The sink (sink/metadata_rest.py) uses @singledispatchmethod to route entity types:
class MetadataRestSink(Sink):
@singledispatchmethod
def _run_dispatch(self, record):
return self.write_create_request(record) # Default: PUT to bulk API
@_run_dispatch.register
def write_lineage(self, record: AddLineageRequest): ...
@_run_dispatch.register
def write_profiler_response(self, record: ProfilerResponse): ...
# ... specialized handlers for tags, lineage, profiles, test results, etc.
Fingerprinting
Every entity carries a sourceHash computed from its metadata.
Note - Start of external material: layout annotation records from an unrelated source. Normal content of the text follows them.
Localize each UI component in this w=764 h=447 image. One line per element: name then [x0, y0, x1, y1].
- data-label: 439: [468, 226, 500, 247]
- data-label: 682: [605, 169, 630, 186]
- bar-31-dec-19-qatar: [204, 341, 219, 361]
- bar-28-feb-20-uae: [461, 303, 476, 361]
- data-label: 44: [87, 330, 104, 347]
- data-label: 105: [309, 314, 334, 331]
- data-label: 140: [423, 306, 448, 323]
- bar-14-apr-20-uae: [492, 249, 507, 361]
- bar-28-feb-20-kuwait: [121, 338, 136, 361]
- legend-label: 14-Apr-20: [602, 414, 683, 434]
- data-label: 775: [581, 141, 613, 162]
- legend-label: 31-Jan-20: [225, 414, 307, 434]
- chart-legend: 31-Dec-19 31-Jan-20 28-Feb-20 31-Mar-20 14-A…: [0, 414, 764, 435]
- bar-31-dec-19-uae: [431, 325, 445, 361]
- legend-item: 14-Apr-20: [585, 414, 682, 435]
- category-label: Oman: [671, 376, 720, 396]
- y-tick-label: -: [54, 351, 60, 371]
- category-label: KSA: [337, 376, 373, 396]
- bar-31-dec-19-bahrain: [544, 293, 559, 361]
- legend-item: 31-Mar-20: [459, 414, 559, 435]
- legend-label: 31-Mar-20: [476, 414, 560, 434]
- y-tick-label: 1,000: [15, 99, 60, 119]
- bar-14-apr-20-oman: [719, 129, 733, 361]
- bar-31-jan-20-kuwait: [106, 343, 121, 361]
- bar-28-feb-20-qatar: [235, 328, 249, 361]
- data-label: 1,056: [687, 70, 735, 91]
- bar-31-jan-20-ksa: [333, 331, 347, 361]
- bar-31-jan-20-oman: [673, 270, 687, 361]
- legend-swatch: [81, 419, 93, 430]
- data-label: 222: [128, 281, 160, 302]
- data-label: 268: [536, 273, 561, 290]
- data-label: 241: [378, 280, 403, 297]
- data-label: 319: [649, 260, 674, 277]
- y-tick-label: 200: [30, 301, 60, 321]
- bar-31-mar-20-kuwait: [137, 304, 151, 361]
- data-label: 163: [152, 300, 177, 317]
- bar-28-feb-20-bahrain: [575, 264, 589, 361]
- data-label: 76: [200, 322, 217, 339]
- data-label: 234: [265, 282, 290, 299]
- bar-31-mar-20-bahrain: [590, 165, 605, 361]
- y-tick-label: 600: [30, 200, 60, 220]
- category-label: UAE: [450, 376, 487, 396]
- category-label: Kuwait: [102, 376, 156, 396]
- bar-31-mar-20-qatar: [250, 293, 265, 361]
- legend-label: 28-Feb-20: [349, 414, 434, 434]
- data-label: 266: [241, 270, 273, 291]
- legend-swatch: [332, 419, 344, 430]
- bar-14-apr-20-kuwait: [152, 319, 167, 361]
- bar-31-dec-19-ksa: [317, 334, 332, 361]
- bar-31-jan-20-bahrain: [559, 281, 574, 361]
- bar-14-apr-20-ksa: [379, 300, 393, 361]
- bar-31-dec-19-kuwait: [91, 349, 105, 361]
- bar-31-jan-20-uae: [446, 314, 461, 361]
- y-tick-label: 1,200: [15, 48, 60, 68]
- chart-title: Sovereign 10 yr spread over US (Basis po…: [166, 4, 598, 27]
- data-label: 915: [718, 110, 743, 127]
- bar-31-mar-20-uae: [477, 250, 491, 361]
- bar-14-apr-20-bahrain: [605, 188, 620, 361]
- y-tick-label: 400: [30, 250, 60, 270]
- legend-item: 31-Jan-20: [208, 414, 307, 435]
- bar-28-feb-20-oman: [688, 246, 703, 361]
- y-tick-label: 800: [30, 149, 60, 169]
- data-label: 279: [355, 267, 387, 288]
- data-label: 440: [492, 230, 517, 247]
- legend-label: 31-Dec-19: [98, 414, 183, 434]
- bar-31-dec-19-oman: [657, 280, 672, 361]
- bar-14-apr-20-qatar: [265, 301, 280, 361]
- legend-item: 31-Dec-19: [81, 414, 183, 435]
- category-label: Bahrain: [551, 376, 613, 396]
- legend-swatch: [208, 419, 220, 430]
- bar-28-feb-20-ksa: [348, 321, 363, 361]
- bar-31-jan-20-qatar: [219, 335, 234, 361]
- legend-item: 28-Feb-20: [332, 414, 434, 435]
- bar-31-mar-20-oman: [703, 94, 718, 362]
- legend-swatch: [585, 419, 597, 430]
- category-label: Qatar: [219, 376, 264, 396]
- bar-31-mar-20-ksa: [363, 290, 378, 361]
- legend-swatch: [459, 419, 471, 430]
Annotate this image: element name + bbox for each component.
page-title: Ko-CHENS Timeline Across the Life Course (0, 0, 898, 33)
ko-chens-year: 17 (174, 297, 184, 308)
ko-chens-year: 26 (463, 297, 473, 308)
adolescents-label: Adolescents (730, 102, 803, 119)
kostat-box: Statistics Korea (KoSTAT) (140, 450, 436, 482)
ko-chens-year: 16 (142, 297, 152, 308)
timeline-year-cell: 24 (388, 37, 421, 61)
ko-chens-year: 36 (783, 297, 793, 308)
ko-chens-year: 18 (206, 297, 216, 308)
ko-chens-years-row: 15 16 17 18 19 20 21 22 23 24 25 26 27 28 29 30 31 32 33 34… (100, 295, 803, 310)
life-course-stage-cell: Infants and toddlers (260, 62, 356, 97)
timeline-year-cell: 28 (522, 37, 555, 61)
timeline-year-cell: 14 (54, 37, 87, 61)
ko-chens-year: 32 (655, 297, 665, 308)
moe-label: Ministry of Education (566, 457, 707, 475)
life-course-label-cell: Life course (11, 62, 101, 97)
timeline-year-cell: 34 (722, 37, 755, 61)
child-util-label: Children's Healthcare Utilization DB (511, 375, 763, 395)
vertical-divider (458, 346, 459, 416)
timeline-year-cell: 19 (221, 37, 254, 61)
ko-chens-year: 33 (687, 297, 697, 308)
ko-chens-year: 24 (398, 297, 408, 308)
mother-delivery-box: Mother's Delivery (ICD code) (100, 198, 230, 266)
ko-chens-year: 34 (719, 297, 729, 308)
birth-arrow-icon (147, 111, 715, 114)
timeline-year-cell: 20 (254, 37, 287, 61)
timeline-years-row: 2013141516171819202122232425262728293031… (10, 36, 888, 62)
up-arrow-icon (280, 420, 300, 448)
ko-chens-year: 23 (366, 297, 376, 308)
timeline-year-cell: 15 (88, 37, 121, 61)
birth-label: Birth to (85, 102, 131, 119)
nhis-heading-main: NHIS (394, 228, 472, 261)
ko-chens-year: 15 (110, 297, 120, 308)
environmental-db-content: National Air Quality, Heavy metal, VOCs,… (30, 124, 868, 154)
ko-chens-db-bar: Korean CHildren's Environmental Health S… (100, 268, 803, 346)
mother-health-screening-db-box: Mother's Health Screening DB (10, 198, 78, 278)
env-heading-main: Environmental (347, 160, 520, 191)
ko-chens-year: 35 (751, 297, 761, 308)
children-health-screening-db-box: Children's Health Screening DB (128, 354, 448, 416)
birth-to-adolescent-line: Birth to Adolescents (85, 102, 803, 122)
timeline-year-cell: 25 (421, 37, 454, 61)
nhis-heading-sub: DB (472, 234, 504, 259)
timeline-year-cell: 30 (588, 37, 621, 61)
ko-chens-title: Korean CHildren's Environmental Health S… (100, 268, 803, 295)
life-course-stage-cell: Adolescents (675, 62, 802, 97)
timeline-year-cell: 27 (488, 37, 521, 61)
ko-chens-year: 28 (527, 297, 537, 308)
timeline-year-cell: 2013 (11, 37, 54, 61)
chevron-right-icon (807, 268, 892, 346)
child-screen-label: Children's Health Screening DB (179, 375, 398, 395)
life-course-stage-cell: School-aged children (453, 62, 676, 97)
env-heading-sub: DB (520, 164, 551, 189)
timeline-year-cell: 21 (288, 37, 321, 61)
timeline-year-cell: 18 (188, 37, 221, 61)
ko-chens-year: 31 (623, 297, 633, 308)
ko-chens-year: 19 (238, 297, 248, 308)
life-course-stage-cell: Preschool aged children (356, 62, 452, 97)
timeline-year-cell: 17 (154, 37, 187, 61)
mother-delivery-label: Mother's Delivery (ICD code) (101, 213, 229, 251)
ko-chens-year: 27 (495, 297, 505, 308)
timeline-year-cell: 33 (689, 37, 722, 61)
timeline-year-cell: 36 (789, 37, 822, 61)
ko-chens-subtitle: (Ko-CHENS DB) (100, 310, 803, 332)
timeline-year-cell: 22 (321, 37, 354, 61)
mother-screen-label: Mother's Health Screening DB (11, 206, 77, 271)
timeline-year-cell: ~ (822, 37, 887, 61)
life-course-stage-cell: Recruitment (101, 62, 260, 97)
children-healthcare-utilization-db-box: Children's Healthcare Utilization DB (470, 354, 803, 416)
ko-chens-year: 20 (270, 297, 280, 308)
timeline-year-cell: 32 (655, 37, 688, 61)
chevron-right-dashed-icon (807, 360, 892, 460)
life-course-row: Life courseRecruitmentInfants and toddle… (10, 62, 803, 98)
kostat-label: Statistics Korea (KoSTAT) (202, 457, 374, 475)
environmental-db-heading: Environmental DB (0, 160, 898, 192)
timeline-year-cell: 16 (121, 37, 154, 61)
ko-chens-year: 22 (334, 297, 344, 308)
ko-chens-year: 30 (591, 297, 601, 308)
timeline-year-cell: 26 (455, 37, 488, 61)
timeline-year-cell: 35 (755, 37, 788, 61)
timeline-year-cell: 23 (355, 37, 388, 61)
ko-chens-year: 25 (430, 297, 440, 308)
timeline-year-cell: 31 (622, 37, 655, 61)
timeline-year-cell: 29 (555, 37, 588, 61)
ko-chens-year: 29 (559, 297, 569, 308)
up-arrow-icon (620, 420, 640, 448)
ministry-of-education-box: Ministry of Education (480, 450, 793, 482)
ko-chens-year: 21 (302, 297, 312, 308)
The sink uses this to decide:
- CREATE — entity doesn’t exist yet
- PATCH — entity exists but hash differs (metadata changed)
- SKIP — entity exists and hash matches (no changes)
This enables incremental ingestion — only changed entities are written.
Filtering
Filters are applied at the producer level (before any processing):
# In get_database_schema_names():
for schema in inspector.get_schema_names():
if filter_by_schema(self.source_config.schemaFilterPattern, schema):
self.status.filter(schema, "Schema filtered out")
continue
yield schema
Available filter patterns:
databaseFilterPattern — include/exclude databases by regex
schemaFilterPattern — include/exclude schemas
tableFilterPattern — include/exclude tables
- Plus service-specific filters (topic, pipeline, dashboard, etc.)
Connection Management
source/connections.py dynamically loads and creates database connections:
- Each service type has a connection class (e.g.,
PostgresConnection, SnowflakeConnection)
get_connection() resolves the class and returns a SQLAlchemy Engine or API client
test_connection() validates connectivity before processing
Multi-Threading
Nodes can enable multi-threaded processing for parallelism:
table = TopologyNode(
producer="get_tables_name_and_type",
stages=[...],
threads=True, # Process tables in parallel
)
The TopologyContextManager ensures each thread gets an isolated copy of the context while sharing the database connection.
The OpenMetadata class (ometa/ometa_api.py) is composed of 25+ mixins:
| Mixin | Purpose |
|---|
OMetaTableMixin | Table CRUD, usage, profiling |
OMetaPipelineMixin | Pipeline operations |
OMetaDashboardMixin | Dashboard/chart operations |
OMetaPatchMixin | Incremental updates (PATCH) |
OMetaTagGlossaryMixin | Tag and glossary management |
OMetaServiceMixin | Service CRUD |
OMetaLineageMixin | Lineage operations |
The underlying REST client (ometa/client.py) handles authentication, retries, and response parsing.
Key Design Patterns
| Pattern | Where | Why |
|---|
| Topology | ServiceTopology, TopologyNode | Declarative entity hierarchy — no hand-coded loops |
| Either monad | Either[T] wrapping all results | Unified error handling without exceptions |
| Singledispatch | MetadataRestSink._run_dispatch | Route entity types to specialized handlers |
| Fingerprinting | sourceHash on all entities | Incremental ingestion (create vs. patch vs. skip) |
| Mixin composition | OpenMetadata with 25+ mixins | Modular API client without deep inheritance |
| Dynamic import | get_connection(), class loading | Runtime resolution of connector implementations |
Key Files Quick Reference
| What you want to do | Start here |
|---|
| Understand the framework pipeline | api/steps.py (Source, Sink, Processor interfaces) |
| See how topology execution works | api/topology_runner.py → process_nodes() |
| Read the database service topology | source/database/database_service.py |
| See base SQL extraction logic | source/database/common_db_source.py |
| See column type parsing | source/database/column_type_parser.py |
| See constraint extraction | source/database/sql_column_handler.py |
| Read a concrete connector | source/database/postgres/metadata.py (simplest) |
| See how entities are published | sink/metadata_rest.py |
| Read the API client | ometa/ometa_api.py |
| See filtering logic | utils/filters.py |
| See topology data models | models/topology.py |
All paths above are relative to ingestion/src/metadata/ingestion/. For example, api/steps.py means ingestion/src/metadata/ingestion/api/steps.py.